L’étude parue dans la revue Sciences a porté sur 890 femmes qui devaient appliquer quotidiennement un gel vaginal microbicide contenant du ténofovir, un médicament anti-rétroviral couramment utilisé pour traiter le sida. Les participantes à l’étude s’administraient le gel 12 heures avant et après les rapports sexuels.

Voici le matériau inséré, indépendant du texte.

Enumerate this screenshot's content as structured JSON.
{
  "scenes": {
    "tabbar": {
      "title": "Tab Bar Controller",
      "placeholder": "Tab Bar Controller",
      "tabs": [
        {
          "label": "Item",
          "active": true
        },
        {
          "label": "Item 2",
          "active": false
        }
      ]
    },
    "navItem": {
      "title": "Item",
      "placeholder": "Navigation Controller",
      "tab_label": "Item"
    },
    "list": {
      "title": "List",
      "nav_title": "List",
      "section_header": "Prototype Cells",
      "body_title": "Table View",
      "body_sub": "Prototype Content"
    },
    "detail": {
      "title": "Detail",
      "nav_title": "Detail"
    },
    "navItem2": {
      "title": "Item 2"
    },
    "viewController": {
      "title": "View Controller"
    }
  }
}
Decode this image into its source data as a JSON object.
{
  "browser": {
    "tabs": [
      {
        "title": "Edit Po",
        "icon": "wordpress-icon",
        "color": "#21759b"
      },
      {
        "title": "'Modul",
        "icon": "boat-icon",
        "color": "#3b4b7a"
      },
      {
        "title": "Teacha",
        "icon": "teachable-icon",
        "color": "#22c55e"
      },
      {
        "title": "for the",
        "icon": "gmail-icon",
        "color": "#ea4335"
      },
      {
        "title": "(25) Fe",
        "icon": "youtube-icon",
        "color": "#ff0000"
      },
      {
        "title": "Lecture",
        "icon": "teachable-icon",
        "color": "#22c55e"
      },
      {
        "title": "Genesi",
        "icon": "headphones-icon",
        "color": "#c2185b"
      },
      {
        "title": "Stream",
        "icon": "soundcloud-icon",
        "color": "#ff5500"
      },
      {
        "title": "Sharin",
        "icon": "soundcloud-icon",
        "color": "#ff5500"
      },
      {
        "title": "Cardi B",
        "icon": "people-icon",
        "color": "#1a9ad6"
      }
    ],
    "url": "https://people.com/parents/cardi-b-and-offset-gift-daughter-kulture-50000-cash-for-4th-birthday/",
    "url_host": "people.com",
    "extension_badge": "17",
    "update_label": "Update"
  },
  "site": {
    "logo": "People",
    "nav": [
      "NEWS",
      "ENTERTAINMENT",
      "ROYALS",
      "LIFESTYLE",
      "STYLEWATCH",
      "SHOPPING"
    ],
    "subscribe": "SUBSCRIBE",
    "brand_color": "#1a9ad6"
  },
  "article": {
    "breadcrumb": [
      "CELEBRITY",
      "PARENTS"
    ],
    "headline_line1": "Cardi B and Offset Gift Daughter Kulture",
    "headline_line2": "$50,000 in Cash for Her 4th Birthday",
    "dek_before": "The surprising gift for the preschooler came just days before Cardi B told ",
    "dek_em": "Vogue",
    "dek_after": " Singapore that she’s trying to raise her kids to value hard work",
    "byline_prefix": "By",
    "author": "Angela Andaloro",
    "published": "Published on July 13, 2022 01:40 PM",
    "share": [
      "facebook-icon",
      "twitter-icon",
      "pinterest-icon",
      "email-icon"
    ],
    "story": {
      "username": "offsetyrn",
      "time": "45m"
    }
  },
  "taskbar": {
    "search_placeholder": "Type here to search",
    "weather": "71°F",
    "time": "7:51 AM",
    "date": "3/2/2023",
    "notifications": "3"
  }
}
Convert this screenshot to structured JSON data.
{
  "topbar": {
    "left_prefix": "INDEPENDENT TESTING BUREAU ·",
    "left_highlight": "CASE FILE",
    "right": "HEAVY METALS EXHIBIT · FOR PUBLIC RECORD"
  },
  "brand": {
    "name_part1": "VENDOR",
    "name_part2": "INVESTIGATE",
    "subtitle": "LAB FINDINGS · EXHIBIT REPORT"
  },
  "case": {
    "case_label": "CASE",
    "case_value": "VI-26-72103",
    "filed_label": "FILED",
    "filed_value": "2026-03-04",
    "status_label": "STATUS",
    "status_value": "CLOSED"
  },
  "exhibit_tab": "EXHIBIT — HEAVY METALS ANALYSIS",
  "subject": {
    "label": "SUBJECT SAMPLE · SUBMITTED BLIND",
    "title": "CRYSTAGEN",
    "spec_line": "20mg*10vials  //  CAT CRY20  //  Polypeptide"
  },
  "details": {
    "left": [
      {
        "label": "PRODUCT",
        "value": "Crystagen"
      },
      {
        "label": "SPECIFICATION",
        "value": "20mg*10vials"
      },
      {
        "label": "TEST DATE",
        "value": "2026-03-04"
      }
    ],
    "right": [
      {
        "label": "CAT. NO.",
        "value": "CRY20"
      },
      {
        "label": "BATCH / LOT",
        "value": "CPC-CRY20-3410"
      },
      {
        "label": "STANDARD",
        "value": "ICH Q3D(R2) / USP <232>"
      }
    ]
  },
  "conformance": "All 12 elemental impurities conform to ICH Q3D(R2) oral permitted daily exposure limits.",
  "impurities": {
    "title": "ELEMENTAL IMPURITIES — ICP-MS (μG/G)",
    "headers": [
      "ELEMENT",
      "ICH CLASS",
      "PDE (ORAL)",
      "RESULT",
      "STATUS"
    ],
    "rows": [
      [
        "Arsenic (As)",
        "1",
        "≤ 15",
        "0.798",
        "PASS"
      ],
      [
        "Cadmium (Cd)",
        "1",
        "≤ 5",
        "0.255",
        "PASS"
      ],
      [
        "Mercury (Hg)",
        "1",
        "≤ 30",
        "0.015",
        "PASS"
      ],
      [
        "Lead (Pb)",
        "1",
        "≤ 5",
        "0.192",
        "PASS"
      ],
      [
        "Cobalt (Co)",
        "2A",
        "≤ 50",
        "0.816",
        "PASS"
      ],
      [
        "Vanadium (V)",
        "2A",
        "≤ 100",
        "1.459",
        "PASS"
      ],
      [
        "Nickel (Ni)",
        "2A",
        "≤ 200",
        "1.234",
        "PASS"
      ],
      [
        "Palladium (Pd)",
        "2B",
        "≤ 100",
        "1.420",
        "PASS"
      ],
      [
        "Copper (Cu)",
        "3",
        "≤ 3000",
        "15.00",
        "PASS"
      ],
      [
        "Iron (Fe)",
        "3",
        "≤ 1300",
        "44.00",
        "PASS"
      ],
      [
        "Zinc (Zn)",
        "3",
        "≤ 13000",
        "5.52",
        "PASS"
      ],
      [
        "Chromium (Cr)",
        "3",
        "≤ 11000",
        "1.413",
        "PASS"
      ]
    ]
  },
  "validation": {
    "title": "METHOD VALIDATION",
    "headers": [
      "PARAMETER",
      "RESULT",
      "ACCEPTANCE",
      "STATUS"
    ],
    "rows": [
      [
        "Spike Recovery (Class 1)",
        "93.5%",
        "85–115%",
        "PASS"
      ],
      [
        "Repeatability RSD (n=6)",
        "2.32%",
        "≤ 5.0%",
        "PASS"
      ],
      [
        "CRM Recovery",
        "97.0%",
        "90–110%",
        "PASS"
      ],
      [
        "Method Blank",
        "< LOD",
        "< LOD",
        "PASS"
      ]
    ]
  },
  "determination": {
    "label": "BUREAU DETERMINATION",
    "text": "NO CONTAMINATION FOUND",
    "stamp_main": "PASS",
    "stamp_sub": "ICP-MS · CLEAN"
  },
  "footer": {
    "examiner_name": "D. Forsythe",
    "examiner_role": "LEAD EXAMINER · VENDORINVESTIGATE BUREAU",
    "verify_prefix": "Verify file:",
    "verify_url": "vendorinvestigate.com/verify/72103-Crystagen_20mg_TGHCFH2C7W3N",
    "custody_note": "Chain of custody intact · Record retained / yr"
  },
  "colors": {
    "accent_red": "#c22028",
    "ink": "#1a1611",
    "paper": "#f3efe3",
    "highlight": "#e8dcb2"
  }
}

Plutôt encourageants, les résultats  montrent que le risque d’infection baisse de 50% au bout d’un an et de 39% au bout de deux ans et demi chez celles qui ont consommé le gel. Les jeunes femmes qui ont appliqué ce gel dans plus de 80% des relations sexuelles ont été protégées à 54% sur trente mois.

Avant de se lancer dans la production de milliards de doses, les scientifiques souhaitent  qu’une troisième phase de l’étude soit enclenchée à plus grande échelle. La durée des tests et la taille réduite de la population testée ne peut pas garantir le taux de fiabilité du gel.

Si l’expérience s’avère concluante, il faudra probablement attendre encore plusieurs années avant que le produit soit commercialisable. Mais estimé à moins de 25 centimes la dose, ce gel pourra sauver la vie de nombreuses femmes victimes de la maladie.

Une autre étude menée au Malawi, parrainée par la Banque mondiale, et rendue publique le dimanche 25 juillet, démontre que les écolières pauvres qui reçoivent chaque mois de petites sommes d’argent débutent plus tardivement les rapports sexuels ; et s’adonnent au coït moins régulièrement et avec moins de partenaires. Plus la somme versée augmente, plus le nombre de filles acceptant des relations sexuelles en échange de cadeaux et d’argent diminue. Force est de reconnaître que l’extrême pauvreté est la plus grande de toutes les ‘maladies’.